CS 231N Lecture 3: Loss Functions and Optimization

Administrative Notes

• Assignment 1: Released, due Thursday, April 20th at 11:59 p.m.
  • Link available on the course website.
  • Due date adjusted to allow a full two weeks for completion.
  • Submit final zip file on Canvas.
• Piazza: Check for administrative updates and example project ideas.
  • Example project ideas posted; contact mentors directly.
• Office Hours: Posted on the course website as a Google calendar.
• Google Cloud Credits: Each student can receive an additional $100 credit for use in assignments and projects. Instructions will be sent out.

Lecture Content

Recap of Lecture 2

• Data-Driven Approach: Challenges in image classification.
• k-Nearest Neighbor Classifier: Introduction to data-driven mindset.
• Linear Classification: Learning templates per class, utilizing parameter matrix W.
• Image Classification Problem: Stretching out images into vectors, using the linear classifier.
• Hyperparameters and Cross Validation: Strategies discussed.

Today's Topic: Loss Functions and Optimization

Linear Classifier Recap

• Linear Classifier: Parameter matrix W, stretching images into vectors.
• Loss Function: Quantifying badness of W, guiding optimization.
• Optimization: Searching for the least bad W.

Loss Functions

1. Multi-Class SVM Loss:
   • Formulation: Compare score of the correct category and incorrect categories.
   • Example: Sum of margins of incorrect categories minus correct class plus margin of 1.
   • Min/Max Loss: Min is 0, Max is infinity.
   • Initial Loss: Usually, C-1 (number of classes minus one) if all scores are zero.
   • Regularization: Incorporate L2, L1, or other regularization to avoid overfitting.
2. Softmax/Multinomial Logistic Regression Loss:
   • Formulation: Probabilistic interpretation, scores transformed via softmax.
   • Loss: Negative log probability of the true class.
   • Min/Max Loss: Min is theoretically 0, Max is infinity.

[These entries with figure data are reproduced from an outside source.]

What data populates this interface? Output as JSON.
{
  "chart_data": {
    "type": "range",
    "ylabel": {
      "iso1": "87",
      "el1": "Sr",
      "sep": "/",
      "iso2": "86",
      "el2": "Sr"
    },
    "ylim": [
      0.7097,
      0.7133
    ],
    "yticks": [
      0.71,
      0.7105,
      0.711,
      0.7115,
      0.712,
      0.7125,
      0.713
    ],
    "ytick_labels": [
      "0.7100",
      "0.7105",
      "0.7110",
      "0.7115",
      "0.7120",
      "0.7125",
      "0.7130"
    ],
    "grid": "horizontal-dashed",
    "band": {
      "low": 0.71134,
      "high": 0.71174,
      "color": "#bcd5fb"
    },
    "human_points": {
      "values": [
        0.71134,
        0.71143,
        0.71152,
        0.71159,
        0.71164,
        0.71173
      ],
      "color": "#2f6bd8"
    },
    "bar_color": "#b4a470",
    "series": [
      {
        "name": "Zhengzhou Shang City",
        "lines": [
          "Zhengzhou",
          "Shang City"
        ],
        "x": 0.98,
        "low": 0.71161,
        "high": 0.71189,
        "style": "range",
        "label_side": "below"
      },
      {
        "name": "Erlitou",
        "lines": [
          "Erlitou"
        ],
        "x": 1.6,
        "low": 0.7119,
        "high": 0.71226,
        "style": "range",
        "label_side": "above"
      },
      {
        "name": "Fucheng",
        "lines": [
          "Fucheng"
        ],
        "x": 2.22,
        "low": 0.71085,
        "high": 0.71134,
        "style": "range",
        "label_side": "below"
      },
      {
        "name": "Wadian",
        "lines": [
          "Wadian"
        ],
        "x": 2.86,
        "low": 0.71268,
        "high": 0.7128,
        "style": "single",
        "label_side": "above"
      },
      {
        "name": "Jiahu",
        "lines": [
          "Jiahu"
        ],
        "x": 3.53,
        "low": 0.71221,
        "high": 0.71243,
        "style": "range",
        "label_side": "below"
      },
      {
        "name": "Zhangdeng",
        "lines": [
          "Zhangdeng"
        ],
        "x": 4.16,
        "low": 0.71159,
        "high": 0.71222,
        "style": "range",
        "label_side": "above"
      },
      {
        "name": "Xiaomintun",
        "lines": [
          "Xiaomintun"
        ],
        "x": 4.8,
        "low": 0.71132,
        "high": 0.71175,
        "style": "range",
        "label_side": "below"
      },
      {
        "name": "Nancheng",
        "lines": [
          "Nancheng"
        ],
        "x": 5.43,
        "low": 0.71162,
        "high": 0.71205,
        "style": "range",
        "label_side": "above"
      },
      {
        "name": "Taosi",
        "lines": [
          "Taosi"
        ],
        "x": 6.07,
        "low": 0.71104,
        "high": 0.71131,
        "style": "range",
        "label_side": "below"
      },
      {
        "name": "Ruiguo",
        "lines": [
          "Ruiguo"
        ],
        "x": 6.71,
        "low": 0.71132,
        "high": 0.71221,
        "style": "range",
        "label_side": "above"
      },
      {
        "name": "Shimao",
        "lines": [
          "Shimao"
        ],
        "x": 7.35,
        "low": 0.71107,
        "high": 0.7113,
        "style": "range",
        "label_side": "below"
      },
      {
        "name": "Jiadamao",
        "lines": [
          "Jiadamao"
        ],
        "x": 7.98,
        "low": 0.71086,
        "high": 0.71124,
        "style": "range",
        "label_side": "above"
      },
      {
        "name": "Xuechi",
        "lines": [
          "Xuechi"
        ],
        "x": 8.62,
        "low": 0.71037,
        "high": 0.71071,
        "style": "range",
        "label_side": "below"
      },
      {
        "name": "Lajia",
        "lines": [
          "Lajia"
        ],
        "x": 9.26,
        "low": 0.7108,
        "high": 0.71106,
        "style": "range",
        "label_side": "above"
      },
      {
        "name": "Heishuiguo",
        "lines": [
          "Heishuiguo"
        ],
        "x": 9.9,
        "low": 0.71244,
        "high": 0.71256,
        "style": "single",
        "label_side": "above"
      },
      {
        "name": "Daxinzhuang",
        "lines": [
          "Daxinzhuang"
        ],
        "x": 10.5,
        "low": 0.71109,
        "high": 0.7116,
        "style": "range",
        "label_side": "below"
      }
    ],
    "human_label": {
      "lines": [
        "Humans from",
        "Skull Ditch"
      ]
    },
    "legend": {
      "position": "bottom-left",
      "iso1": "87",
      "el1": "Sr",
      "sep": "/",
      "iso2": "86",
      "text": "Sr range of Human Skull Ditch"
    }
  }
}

Regularization and Generalization

• Regularization: Prevents overfitting, prefer simpler models (Occam's Razor).
• Types:
  • L2 Regularization (Weight Decay): Penalizes the Euclidean norm of W.
  • L1 Regularization: Encourages sparsity.
  • Elastic Net: Combination of L1 and L2.
  • Max Norm Regularization.
  • Others: Dropout, batch normalization, and other specific to deep learning.

Optimization

• Gradient Descent: Basic algorithm for minimizing the loss function by iterative updates.
  • Stochastic Gradient Descent: Using a minibatch of data for more efficient updates.
  • Learning Rate: Crucial hyperparameter.
  • Advanced Techniques: Variants like momentum and Adam optimizer enhance performance.

Practical Tips

• Numerical Gradients: Use for debugging and verifying analytic gradients.
• Interactive Demos: Tools available to visualize and comprehend the optimization process better.

Image Features

• Pre-Deep Learning: Manual feature extraction stages were common.
  • Color Histograms: Counting colors in an image.
  • Histogram of Oriented Gradients (HOG): Capturing edge directions in an image.
  • Bag of Words: Inspired by NLP, used for visual words in an image.

Next Lecture

• Dive deeper into neural networks, feature extraction learned from data, and backpropagation.